Mitch McConnell isn’t going to have another government shutdown on his watch.
The Kentucky Republican stood up over the weekend and said he wanted to address the “elephant in the room” at a fundraising retreat in Sea Island, Ga. Speaking before roughly 300 K Streeters and big donors, McConnell said Republicans will not come close to defaulting on the nation’s debts or shutting down the government early next year when stop-gap government funding and the debt ceiling are slated to be voted on again.
His remarks echoed similar comments he made following the shutdown that it was “not conservative policy” and that he always believed “this strategy could not and would not work.”
“He’s in fighting mode,” said one attendee of McConnell. “He didn’t get into specifics about what they are doing and how they are going to do it, but McConnell and (Texas Sen. John) Cornyn were particularly forceful.”

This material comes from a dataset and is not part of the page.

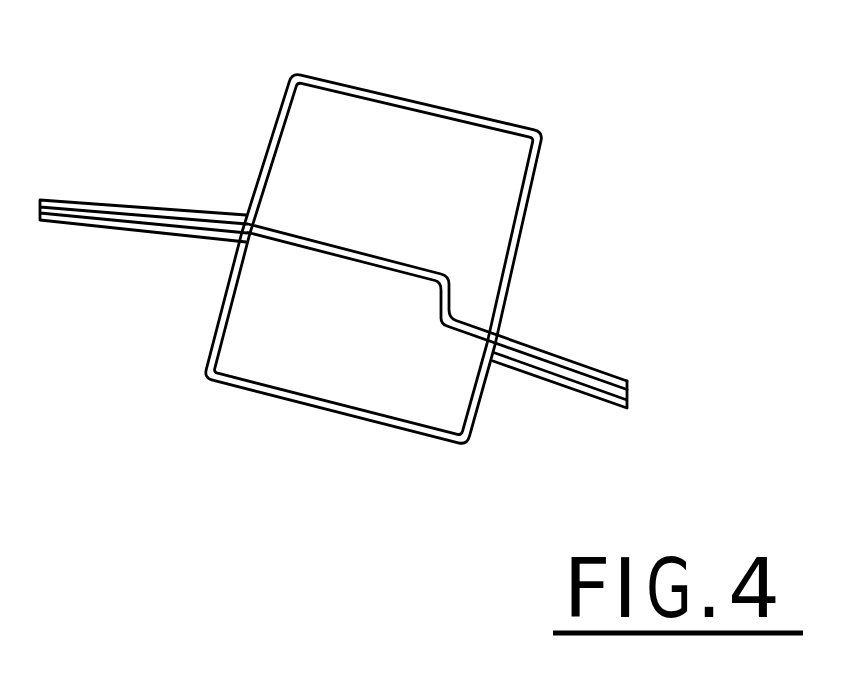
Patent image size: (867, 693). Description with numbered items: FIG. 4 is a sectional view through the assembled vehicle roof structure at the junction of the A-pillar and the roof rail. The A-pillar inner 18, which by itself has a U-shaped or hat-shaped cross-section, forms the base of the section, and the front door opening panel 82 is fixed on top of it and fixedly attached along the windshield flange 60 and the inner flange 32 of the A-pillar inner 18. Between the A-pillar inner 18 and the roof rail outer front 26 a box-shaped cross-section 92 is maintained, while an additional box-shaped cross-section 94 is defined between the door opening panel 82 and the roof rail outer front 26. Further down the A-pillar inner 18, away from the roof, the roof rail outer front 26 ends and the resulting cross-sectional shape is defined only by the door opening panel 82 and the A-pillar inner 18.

The attendee said McConnell “said everything that needed to be said” to help tamp down growing concern among bundlers and donors over how the GOP continues to be paralyzed by anti-establishment members like Sens. Ted Cruz (R-Texas) and Mike Lee (R-Utah). Neither lawmaker attended the event.
Considering McConnell and the GOP leadership did everything they could to encourage and then agree to the shutdown in the first place, why would anyone believe Mitch now? If you believed it wasn't going to work, then why did you allow it to happen, Mitch? If you actually had any clout over Ted Cruz or the Tea Party in the House, why didn't you use it to stop the shutdown earlier this month?
The answer is that this is a promise you can't keep, and Kentucky voters like me know it.